Should business owners worry about a Hillary Clinton presidency?
As the presumptive Democratic nominee and self-proclaimed “small business president,” Hillary Clinton has made many recent pledges on the campaign trail about what she will do for small business and its employees. That includes releasing some of her economic agenda on June 21 in a speech where she said that Donald Trump would bring on another recession, according to the Guardian.
“We can’t let him bankrupt America like we’re one of his failed casinos,” Clinton said. “We can’t let him roll the dice with our children’s futures.”

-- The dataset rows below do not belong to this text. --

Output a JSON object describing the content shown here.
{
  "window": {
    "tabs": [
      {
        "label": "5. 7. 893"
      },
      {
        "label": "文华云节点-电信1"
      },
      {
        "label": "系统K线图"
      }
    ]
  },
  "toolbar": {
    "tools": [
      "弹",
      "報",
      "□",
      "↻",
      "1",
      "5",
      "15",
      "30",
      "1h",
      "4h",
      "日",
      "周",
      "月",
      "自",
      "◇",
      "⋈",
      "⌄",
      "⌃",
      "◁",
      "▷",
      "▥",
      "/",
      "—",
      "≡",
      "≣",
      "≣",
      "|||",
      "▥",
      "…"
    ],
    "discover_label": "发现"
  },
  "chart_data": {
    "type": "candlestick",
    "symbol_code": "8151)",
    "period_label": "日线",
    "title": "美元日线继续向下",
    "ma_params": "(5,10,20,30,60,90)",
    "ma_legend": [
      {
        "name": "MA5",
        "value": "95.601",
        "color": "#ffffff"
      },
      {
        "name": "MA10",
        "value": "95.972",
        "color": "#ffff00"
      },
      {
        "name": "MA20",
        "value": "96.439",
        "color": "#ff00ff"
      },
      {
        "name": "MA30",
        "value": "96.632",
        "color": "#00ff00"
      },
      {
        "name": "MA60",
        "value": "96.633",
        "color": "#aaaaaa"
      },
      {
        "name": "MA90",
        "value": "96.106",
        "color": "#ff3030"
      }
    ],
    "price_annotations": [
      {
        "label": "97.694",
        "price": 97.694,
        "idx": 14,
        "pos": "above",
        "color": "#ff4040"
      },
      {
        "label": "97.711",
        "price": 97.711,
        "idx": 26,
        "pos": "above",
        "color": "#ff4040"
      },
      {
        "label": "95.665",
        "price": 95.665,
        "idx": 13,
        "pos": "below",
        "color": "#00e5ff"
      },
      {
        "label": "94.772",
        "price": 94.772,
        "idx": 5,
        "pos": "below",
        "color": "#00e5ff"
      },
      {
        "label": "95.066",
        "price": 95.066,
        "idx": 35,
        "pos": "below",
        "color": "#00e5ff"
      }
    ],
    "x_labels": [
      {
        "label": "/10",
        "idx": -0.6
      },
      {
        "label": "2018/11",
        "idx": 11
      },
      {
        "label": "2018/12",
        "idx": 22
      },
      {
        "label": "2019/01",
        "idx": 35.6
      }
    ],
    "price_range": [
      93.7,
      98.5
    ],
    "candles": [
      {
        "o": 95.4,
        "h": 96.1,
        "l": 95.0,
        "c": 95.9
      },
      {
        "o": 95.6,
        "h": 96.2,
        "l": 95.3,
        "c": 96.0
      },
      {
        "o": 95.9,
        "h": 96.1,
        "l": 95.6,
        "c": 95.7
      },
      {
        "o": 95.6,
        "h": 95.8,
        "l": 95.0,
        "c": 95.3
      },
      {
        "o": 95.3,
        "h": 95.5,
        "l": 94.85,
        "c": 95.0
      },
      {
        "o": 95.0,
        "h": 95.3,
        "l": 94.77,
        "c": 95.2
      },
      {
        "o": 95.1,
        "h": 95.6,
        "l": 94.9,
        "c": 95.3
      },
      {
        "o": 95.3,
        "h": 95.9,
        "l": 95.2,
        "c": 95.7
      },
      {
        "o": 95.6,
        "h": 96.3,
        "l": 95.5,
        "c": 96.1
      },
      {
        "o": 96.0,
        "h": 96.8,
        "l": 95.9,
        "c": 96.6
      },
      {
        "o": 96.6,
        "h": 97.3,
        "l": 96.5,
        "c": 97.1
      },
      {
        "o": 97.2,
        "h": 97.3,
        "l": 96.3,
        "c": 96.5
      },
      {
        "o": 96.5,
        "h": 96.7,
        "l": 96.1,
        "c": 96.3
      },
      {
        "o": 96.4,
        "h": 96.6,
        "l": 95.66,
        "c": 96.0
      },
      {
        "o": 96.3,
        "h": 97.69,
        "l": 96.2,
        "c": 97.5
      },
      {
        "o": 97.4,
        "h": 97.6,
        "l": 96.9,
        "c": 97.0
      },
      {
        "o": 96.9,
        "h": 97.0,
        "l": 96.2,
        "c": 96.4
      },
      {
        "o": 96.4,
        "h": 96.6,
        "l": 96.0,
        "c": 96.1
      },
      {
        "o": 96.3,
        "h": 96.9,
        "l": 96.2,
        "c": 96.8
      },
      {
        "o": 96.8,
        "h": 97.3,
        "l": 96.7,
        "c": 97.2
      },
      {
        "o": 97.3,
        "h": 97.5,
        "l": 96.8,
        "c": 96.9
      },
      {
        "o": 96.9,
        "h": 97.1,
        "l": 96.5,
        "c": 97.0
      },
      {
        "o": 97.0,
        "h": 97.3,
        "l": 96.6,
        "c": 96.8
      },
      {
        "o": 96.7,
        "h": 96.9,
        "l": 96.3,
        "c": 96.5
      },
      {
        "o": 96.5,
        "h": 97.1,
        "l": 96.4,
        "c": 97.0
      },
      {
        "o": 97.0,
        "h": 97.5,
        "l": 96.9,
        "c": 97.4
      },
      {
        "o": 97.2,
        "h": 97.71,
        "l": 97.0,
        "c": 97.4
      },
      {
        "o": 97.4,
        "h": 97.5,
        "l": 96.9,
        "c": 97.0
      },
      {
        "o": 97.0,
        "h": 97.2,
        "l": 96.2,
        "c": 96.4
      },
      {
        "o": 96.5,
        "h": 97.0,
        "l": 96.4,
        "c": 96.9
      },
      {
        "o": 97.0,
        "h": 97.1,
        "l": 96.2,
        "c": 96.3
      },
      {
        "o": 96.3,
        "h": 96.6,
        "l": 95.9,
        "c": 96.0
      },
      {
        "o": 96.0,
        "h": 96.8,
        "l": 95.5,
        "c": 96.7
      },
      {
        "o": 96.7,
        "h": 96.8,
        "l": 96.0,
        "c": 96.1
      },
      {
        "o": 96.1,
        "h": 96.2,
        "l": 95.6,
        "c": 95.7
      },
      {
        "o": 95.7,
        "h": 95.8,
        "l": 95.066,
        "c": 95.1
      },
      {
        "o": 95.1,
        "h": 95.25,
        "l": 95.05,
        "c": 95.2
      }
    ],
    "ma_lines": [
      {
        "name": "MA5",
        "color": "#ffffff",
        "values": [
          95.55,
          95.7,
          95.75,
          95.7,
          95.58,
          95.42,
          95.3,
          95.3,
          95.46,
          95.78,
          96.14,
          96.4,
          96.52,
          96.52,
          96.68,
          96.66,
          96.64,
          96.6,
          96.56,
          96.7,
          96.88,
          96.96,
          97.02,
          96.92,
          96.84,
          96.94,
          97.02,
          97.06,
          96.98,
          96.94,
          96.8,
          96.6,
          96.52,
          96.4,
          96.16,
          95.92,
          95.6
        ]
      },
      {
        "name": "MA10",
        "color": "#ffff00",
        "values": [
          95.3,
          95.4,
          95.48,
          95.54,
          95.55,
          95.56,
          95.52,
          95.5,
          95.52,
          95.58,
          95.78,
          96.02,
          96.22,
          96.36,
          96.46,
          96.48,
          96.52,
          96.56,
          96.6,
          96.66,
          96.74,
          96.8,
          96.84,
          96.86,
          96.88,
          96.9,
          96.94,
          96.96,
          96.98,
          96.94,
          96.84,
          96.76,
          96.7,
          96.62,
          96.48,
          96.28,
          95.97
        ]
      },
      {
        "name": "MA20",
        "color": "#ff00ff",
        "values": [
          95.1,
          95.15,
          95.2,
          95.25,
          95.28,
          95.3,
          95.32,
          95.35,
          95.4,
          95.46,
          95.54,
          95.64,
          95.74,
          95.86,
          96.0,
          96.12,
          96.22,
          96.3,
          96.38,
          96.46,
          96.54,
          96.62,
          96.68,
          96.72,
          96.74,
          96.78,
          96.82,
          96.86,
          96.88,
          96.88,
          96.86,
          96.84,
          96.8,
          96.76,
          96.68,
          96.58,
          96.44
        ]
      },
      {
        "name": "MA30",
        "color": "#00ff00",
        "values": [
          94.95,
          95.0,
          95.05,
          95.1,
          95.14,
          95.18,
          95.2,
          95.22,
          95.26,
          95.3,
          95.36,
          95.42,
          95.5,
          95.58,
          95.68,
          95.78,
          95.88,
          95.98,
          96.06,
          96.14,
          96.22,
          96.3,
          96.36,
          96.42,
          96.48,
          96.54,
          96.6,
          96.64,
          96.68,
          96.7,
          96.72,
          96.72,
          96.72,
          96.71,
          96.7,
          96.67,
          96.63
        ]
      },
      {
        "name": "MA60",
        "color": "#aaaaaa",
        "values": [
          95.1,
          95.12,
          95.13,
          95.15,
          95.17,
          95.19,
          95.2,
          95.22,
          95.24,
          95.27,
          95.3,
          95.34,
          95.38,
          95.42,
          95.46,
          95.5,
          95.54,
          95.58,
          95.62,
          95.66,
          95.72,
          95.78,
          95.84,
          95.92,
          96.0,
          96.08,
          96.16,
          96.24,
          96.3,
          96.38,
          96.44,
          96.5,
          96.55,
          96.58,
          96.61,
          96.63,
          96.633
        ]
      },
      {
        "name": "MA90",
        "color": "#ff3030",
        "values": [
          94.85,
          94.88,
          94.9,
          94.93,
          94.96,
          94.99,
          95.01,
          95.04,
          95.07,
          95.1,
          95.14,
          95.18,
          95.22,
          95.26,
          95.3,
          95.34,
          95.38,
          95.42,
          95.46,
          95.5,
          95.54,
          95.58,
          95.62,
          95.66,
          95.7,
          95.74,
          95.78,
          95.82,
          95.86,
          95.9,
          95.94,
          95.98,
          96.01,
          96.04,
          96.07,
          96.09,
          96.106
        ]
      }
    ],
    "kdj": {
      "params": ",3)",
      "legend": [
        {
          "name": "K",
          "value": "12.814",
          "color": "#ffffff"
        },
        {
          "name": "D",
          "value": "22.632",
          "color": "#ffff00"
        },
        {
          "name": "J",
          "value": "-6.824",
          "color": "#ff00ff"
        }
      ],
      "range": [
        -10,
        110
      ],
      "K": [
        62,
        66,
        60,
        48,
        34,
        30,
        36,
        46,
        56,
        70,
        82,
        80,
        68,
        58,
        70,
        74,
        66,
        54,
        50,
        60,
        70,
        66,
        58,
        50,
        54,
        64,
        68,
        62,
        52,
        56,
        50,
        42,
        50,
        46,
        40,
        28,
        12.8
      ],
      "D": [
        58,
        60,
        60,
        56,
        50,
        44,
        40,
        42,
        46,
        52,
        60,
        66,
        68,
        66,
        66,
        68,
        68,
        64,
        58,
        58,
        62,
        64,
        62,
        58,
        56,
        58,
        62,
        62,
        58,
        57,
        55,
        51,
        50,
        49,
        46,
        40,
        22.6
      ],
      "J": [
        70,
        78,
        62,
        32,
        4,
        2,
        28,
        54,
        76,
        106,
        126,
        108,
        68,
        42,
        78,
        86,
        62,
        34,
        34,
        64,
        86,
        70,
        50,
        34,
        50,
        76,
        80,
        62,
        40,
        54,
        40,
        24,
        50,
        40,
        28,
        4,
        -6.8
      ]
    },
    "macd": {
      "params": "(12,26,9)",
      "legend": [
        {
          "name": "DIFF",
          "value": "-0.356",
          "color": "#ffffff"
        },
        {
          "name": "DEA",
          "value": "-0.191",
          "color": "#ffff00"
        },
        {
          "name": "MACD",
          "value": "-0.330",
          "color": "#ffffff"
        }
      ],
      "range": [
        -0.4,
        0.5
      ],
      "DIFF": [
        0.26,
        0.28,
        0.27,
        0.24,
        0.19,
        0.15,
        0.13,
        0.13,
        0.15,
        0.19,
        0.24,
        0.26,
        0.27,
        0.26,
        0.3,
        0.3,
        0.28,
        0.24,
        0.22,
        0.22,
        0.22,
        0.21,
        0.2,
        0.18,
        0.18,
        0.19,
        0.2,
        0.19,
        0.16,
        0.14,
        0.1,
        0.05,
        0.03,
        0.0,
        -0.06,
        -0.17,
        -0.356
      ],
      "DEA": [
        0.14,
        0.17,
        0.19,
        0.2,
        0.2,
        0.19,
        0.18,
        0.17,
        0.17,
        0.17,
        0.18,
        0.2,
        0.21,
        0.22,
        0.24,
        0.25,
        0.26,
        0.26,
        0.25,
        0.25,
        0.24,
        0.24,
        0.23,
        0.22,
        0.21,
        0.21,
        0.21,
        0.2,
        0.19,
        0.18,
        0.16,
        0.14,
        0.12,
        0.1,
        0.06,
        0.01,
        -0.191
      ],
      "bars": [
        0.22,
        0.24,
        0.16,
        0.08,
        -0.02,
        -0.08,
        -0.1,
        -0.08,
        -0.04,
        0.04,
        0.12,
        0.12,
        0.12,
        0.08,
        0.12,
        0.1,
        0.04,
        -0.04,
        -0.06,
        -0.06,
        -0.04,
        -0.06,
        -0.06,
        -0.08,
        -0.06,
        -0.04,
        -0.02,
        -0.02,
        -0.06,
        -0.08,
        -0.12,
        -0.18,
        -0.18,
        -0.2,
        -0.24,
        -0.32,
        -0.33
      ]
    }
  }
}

Below is more of a breakdown on Clinton’s stances regarding Main Street’s most important issues.
Clinton has made it no secret that she wants to increase the minimum wage, a thorny issue for many small business owners. She has publicly endorsed a $12 minimum wage at the federal level, and she encourages cities that are capable to go as high as $15 an hour.
“We need more cities and states to follow the lead of Los Angeles, St. Louis, and New York,” Clinton told minimum wage activists in Detroit last year. Business advocates across the country are concerned that an increased minimum wage will lead to reduced hours or fewer jobs due to the increased cost of doing business.
Paid family leave
The Democratic nominee wants to institute a national paid leave policy, including plans that call for 12 weeks of paid leave for parenting or illness.
“We are the last developed country in the world that has no national paid leave,” Clinton said at an Iowa roundtable last year. But this proposal could have significant consequences for small business if it’s implemented.
“Small businesses with only a handful of employees will be seriously impacted if forced to grant paid leave to employees who they are unable to replace,” Small Business Trends reported.
The Affordable Care Act
Clinton has tethered herself to Pres. Barack Obama’s bill, emphasizing that she wants to work to improve the legislation moving forward. Small business owners often cite healthcare as one of their top concerns, due to rising premiums and penalties for not complying, Fortune reported.
Clinton hopes to reduce costs by implementing tax credits, investing in healthcare technologies, and conducting public outreach efforts to get people signed up through the healthcare exchange, according to Fortune.
“You know, before it was called Obamacare, it was called Hillarycare,” Clinton said at a Nevada rally, according to NPR.
*Note: This news coverage does not equate to an endorsement of any candidate by NFIB.